Speculation grew about life in the secluded community when the sect's leader, Warren Jeffs, was placed on the FBI's most-wanted list. He was accused in Arizona and Utah of arranging underage marriages with sect girls. Jeffs, who is revered as a prophet within the sect, was captured in 2006 and convicted in Utah as an accomplice to rape. He is in jail in Arizona awaiting trial on charges related to underage marriages there and faces sexual assault and bigamy charges in Texas.

During the raid, some local residents gave food, supplies or other support to authorities while they were encamped in Schleicher County; others helped the women and children who moved away from the ranch while the authorities were there. Jessop's attorney, Mark Stevens, said it was likely that potential jurors would be asked about any involvement in the raid.

The county sent summonses to 300 potential jurors. If lawyers cannot get a full panel, the trial could be moved to an adjoining county. Tom Green County, home to the much larger city of San Angelo, is a likely choice.

The last jury to be impaneled in Eldorado, in the late 1990s, decided the punishment of a drug possession defendant who pleaded guilty but wanted a jury to decide the penalty. Randy Mankin, editor of The Eldorado Success, the town's weekly newspaper, remembers because he was on that jury.

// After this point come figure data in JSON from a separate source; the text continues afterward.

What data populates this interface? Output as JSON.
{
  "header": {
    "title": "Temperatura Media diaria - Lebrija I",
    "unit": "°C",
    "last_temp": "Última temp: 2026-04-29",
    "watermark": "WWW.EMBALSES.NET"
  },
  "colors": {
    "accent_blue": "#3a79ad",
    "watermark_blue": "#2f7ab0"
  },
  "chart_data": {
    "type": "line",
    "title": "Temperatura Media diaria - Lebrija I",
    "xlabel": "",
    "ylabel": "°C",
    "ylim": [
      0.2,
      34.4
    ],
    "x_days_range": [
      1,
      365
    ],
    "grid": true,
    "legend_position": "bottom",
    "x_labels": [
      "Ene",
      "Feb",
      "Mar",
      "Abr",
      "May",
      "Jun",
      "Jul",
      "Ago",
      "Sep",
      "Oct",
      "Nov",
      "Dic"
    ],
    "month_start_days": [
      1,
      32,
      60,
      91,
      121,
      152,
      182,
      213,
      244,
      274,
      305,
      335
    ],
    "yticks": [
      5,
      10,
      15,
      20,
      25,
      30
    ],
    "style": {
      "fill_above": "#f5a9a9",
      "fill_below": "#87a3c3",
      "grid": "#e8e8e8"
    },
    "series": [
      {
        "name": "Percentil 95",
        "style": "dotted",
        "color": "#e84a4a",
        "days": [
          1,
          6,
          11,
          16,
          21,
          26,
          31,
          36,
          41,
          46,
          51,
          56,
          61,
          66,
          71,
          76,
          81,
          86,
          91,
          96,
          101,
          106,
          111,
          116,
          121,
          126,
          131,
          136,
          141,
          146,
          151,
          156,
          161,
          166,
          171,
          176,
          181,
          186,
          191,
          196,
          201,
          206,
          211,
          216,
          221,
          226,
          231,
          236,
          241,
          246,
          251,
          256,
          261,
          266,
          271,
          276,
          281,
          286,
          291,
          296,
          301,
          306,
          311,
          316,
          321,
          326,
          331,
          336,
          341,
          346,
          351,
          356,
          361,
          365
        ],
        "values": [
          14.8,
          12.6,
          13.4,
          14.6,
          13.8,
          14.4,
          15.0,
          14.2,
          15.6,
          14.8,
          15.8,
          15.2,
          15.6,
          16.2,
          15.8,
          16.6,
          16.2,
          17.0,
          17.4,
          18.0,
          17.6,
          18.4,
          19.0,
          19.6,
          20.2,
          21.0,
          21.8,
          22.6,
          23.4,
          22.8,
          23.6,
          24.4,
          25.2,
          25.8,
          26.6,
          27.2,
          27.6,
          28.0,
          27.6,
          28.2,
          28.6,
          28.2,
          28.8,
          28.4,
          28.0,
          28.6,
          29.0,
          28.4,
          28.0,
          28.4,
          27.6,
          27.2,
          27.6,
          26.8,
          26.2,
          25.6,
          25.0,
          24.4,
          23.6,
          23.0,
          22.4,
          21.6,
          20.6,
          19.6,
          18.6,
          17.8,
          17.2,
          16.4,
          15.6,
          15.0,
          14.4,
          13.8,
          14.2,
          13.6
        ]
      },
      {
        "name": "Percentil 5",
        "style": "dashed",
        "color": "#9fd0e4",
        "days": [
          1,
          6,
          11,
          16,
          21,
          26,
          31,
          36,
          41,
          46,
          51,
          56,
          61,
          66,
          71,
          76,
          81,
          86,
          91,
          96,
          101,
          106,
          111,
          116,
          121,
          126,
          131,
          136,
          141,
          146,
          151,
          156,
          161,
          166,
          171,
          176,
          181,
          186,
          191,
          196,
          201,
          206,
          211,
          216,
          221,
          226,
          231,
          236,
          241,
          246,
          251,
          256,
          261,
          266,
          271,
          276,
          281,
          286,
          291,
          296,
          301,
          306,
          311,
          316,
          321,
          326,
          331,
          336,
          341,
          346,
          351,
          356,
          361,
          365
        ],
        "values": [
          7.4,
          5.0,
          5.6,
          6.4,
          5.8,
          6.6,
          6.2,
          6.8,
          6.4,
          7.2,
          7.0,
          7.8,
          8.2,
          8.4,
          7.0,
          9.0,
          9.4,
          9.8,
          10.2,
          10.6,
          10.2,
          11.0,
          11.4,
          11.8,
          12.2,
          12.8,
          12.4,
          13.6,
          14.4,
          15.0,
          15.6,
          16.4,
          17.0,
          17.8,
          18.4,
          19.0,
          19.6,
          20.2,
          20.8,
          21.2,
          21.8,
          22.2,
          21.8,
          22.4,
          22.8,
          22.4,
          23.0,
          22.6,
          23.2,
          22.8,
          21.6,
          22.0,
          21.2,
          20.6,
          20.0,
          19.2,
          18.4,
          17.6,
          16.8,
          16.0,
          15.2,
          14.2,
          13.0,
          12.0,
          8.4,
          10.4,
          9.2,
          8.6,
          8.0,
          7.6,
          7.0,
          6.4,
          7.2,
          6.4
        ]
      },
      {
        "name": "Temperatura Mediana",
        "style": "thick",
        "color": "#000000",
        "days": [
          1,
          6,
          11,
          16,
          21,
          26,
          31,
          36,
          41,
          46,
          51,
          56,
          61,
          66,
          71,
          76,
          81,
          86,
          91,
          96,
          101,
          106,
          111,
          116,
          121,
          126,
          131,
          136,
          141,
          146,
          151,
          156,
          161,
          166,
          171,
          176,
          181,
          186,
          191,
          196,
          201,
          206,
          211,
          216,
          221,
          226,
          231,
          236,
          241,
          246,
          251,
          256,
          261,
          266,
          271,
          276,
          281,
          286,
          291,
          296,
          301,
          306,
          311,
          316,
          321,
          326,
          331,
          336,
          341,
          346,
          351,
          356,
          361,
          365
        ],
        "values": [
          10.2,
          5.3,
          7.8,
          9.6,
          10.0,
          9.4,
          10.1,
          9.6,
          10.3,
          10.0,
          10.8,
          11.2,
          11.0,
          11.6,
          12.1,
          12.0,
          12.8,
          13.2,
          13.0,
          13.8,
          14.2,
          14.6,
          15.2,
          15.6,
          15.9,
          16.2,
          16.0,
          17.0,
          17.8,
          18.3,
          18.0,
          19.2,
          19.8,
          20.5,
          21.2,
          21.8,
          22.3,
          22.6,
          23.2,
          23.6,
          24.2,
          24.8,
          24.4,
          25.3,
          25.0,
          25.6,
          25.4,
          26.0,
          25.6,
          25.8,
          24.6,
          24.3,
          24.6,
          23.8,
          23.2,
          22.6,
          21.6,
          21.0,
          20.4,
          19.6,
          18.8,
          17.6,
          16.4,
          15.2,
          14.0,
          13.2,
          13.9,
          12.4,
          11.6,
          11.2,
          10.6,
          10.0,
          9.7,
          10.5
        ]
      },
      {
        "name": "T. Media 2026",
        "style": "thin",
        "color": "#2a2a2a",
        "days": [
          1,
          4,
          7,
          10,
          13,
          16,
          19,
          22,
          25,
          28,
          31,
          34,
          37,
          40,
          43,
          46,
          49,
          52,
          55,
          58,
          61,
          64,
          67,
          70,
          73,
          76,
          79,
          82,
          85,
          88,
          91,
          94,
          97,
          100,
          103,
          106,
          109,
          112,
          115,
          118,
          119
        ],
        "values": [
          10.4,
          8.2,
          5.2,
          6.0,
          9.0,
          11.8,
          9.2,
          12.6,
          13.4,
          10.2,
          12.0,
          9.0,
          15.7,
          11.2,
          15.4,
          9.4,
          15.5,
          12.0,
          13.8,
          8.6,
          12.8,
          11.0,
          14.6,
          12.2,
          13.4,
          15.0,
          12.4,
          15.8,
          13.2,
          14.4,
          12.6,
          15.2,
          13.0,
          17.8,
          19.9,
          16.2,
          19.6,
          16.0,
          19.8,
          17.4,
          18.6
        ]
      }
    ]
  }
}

He has received a summons for Jessop's trial, as has his college-age son and his mother.

Stevens and Assistant Attorney General Eric Nichols have agreed to consult with Walther throughout jury selection and testimony on a host of contentious issues — including the false report that triggered the raid, the allegation that Jessop has multiple marriages and an appellate court decision that criticized the state for moving all the ranch children into foster care.

Nichols said the trial is expected to last two weeks. The prosecution lists 59 potential witnesses, including law enforcement and child welfare officials, two women supposedly married to Jessop and former sect members.

Authorities have said little about the allegations against Jessop, but documents taken from the ranch indicate that the assault charge stems from a relationship with an underage girl. She later became pregnant and was in labor for several days in August 2005. However, she was not taken to the hospital, allegedly out of fear that hospital authorities would discover her age.

"I knew that the girl being 16 years old, if she went to the hospital, they could put Raymond Jessop in jeopardy of prosecution as the government is looking for any reason to come against us there," said Jeffs in a document confiscated by authorities.

Jessop is also accused of marrying one of Jeffs' daughters the day after she turned 15, and the bigamy charge is related to that relationship.

Members of the sect, which believes polygamy brings glorification in heaven, have historically lived around the Arizona-Utah line. Since the raid on its Texas land, hundreds of sect members have returned to the log cabin-style homes near Eldorado.